Tyler Priest, a clinical professor and director of Global Studies at the Bauer College of Business, is one of the nation's leading experts on the history of offshore oil and gas. In 2008, he won the Geosciences in the Media Award from the Association of American Petroleum Geologists for his book, "The Offshore Imperative: Shell Oil's Search for Petroleum in Postwar America" and the Alice Hamilton Prize from the American Society for Environmental History for his article published in "Enterprise & Society, Extraction Not Creation: The History of Offshore Petroleum in the Gulf of Mexico." He is the chief historian on a series of U.S. Department of Interior studies to document the history of the offshore oil industry in the Gulf of Mexico and is currently working on two book manuscripts, "The Significance of the Ocean Frontier: The Contest over Offshore Oil from the Tidelands Controversy to the Law of the Sea," and "Seeing into the Earth: The History of Petroleum Exploration in the Gulf of Mexico."

"Offshore oil has always been a controversial subject in the United States.  Political polarization on the issue has given us one of the most restricted coastlines on Earth for oil activity. Eighty five percent of the Outer Continental Shelf is off limits for drilling," says Priest. "But offshore is one of the safest, most secure and potentially largest sources of new supply that we have.

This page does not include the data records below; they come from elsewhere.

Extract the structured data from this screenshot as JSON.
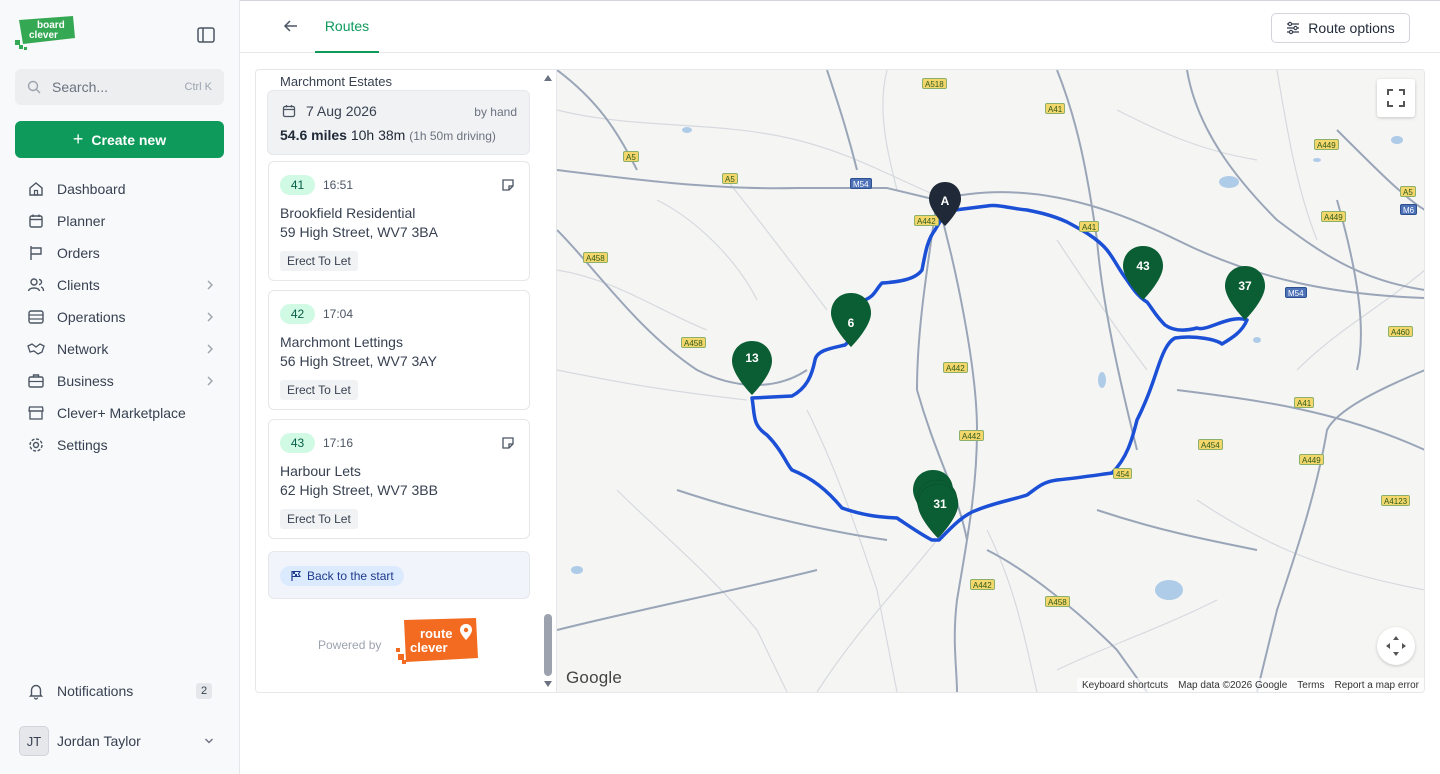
{
  "sidebar": {
    "search_placeholder": "Search...",
    "search_shortcut": "Ctrl K",
    "create_label": "Create new",
    "nav": [
      {
        "label": "Dashboard"
      },
      {
        "label": "Planner"
      },
      {
        "label": "Orders"
      },
      {
        "label": "Clients"
      },
      {
        "label": "Operations"
      },
      {
        "label": "Network"
      },
      {
        "label": "Business"
      },
      {
        "label": "Clever+ Marketplace"
      },
      {
        "label": "Settings"
      }
    ],
    "notifications_label": "Notifications",
    "notifications_count": "2",
    "user_initials": "JT",
    "user_name": "Jordan Taylor"
  },
  "topbar": {
    "tab_label": "Routes",
    "route_options_label": "Route options"
  },
  "route": {
    "cut_off_name": "Marchmont Estates",
    "date": "7 Aug 2026",
    "method": "by hand",
    "distance": "54.6 miles",
    "duration": "10h 38m",
    "driving": "(1h 50m driving)",
    "stops": [
      {
        "number": "41",
        "time": "16:51",
        "name": "Brookfield Residential",
        "address": "59 High Street, WV7 3BA",
        "tag": "Erect To Let"
      },
      {
        "number": "42",
        "time": "17:04",
        "name": "Marchmont Lettings",
        "address": "56 High Street, WV7 3AY",
        "tag": "Erect To Let"
      },
      {
        "number": "43",
        "time": "17:16",
        "name": "Harbour Lets",
        "address": "62 High Street, WV7 3BB",
        "tag": "Erect To Let"
      }
    ],
    "back_to_start_label": "Back to the start",
    "powered_by": "Powered by"
  },
  "brand": {
    "board_logo_text": [
      "board",
      "clever"
    ],
    "route_logo_text": [
      "route",
      "clever"
    ],
    "green": "#0d9a5b",
    "orange": "#f26b21",
    "route_blue": "#1a4fd6",
    "pin_green": "#0b5d33",
    "pin_navy": "#1f2937"
  },
  "map": {
    "google_label": "Google",
    "attribution": {
      "shortcuts": "Keyboard shortcuts",
      "data": "Map data ©2026 Google",
      "terms": "Terms",
      "report": "Report a map error"
    },
    "pins": [
      {
        "label": "A"
      },
      {
        "label": "43"
      },
      {
        "label": "37"
      },
      {
        "label": "6"
      },
      {
        "label": "13"
      },
      {
        "label": "31"
      }
    ],
    "road_labels": [
      {
        "text": "A518",
        "kind": "a"
      },
      {
        "text": "A41",
        "kind": "a"
      },
      {
        "text": "A5",
        "kind": "a"
      },
      {
        "text": "A5",
        "kind": "a"
      },
      {
        "text": "M54",
        "kind": "m"
      },
      {
        "text": "A442",
        "kind": "a"
      },
      {
        "text": "A449",
        "kind": "a"
      },
      {
        "text": "A5",
        "kind": "a"
      },
      {
        "text": "A449",
        "kind": "a"
      },
      {
        "text": "M6",
        "kind": "m"
      },
      {
        "text": "A41",
        "kind": "a"
      },
      {
        "text": "A458",
        "kind": "a"
      },
      {
        "text": "M54",
        "kind": "m"
      },
      {
        "text": "A460",
        "kind": "a"
      },
      {
        "text": "A458",
        "kind": "a"
      },
      {
        "text": "A442",
        "kind": "a"
      },
      {
        "text": "A41",
        "kind": "a"
      },
      {
        "text": "A442",
        "kind": "a"
      },
      {
        "text": "A454",
        "kind": "a"
      },
      {
        "text": "A449",
        "kind": "a"
      },
      {
        "text": "454",
        "kind": "a"
      },
      {
        "text": "A4123",
        "kind": "a"
      },
      {
        "text": "A442",
        "kind": "a"
      },
      {
        "text": "A458",
        "kind": "a"
      }
    ]
  }
}
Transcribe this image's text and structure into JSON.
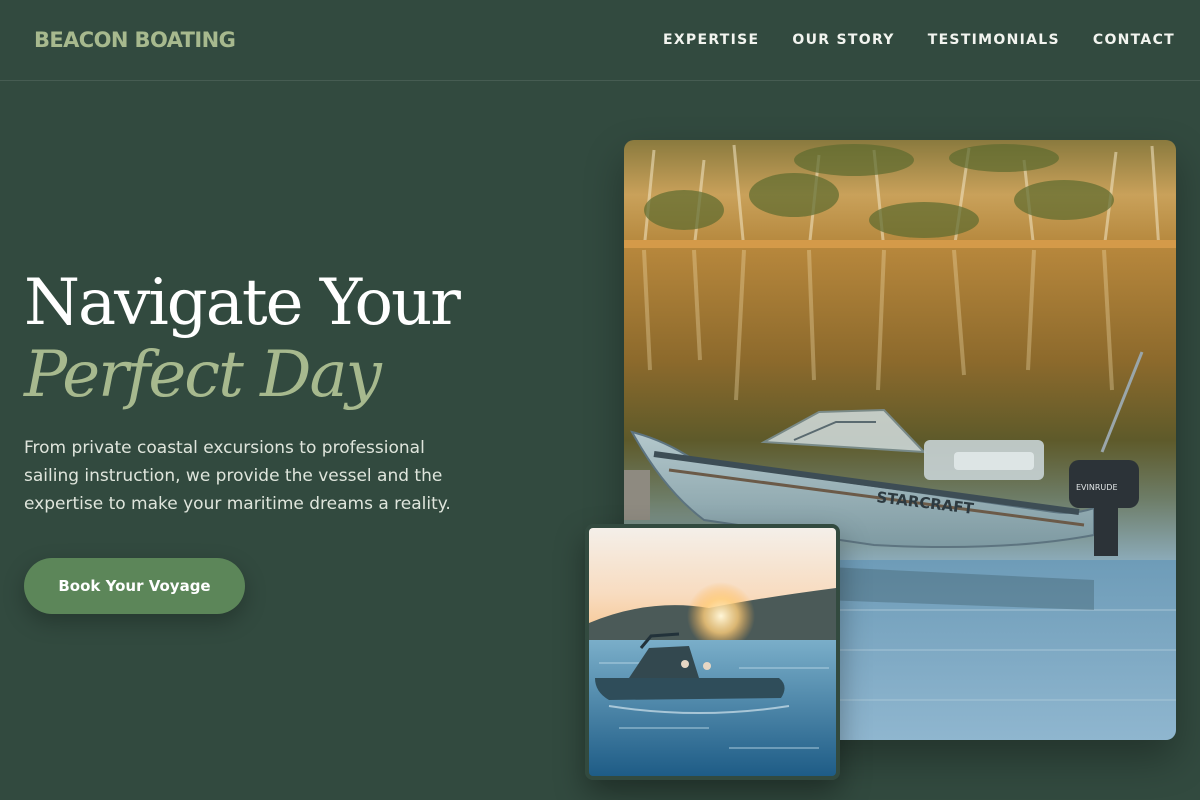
{
  "brand": {
    "name": "BEACON BOATING",
    "color": "#a7b98e"
  },
  "nav": {
    "items": [
      {
        "label": "EXPERTISE"
      },
      {
        "label": "OUR STORY"
      },
      {
        "label": "TESTIMONIALS"
      },
      {
        "label": "CONTACT"
      }
    ]
  },
  "hero": {
    "title_line1": "Navigate Your",
    "title_line2": "Perfect Day",
    "description": "From private coastal excursions to professional sailing instruction, we provide the vessel and the expertise to make your maritime dreams a reality.",
    "cta_label": "Book Your Voyage"
  },
  "images": {
    "main": {
      "boat_name": "STARCRAFT",
      "motor_brand": "EVINRUDE"
    }
  },
  "colors": {
    "background": "#324a3f",
    "accent": "#a7b98e",
    "button": "#5c8659",
    "text": "#ffffff"
  }
}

"The environmental concerns that animate opposition to offshore drilling are relics of an earlier era, when domestic energy was relatively abundant, and safety and environmental practices in the industry were rudimentary.  The transition to alternative energy is going to take a long time, and we should support policies that encourage this transition.  But while this takes place, we will continue to consume large volumes of oil and gas.  It will enhance our energy security if we obtain at least some of this supply closer to home.  Although Obama's new proposal to expand offshore development seems to satisfy nobody (it goes too far for environmentalists, and not far enough for the oil and gas industry), it nevertheless is an encouraging and pragmatic start to addressing our energy supply challenges."